The animus behind HB 1523 and its judicial enablers is to whip up reactionary religious zeal to divide and disorient the working class. In both method and motive, this dovetails Jim Crow-era segregation, which also employed a religious freedom argument to defend discrimination.
Under the Trump administration, such tactics have been employed in an effort to build a new far-right movement outside of the Republican Party.
The Supreme Court’s refusal to hear the Bryant cases mirrors its treatment of the Evans v. Georgia Regional Hospital case last year, and almost certainly derives from the same concern from the liberal bloc, namely, that “swing vote” Anthony Kennedy cannot be relied on where questions of ostensible religious freedom intersect with public accommodations (governmental agencies and private business open to the public).

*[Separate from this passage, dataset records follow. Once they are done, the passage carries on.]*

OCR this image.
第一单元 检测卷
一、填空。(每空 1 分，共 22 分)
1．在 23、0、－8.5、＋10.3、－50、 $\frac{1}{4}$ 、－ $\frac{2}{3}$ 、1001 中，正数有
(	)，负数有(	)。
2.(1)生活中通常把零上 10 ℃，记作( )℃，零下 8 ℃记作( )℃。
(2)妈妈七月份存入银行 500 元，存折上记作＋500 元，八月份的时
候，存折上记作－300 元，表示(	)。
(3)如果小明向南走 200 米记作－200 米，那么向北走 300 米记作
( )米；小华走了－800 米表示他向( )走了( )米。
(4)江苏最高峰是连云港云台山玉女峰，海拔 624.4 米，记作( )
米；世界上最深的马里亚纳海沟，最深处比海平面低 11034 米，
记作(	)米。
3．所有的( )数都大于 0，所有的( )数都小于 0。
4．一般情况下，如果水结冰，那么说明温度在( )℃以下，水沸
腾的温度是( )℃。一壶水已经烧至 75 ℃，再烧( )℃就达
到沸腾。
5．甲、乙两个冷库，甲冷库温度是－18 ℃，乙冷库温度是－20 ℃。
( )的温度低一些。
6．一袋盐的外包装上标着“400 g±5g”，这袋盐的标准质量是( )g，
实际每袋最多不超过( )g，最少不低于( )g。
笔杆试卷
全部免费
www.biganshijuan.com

Kennedy, a generally conservative jurist and an appointee of Ronald Reagan, did write the majority opinions in several landmark gay rights cases including Romer v. Evans (1996), Lawrence v. Texas (2003), United States v. Windsor (2013), and Obergefell v. Hodges (2015). None of these cases concerned a purported religious freedom argument, however. Based on his comments in December during oral arguments in the Masterpiece Cakeshop case, religious freedom, however discriminatory, antidemocratic it may be, may trump all other constitutional principles.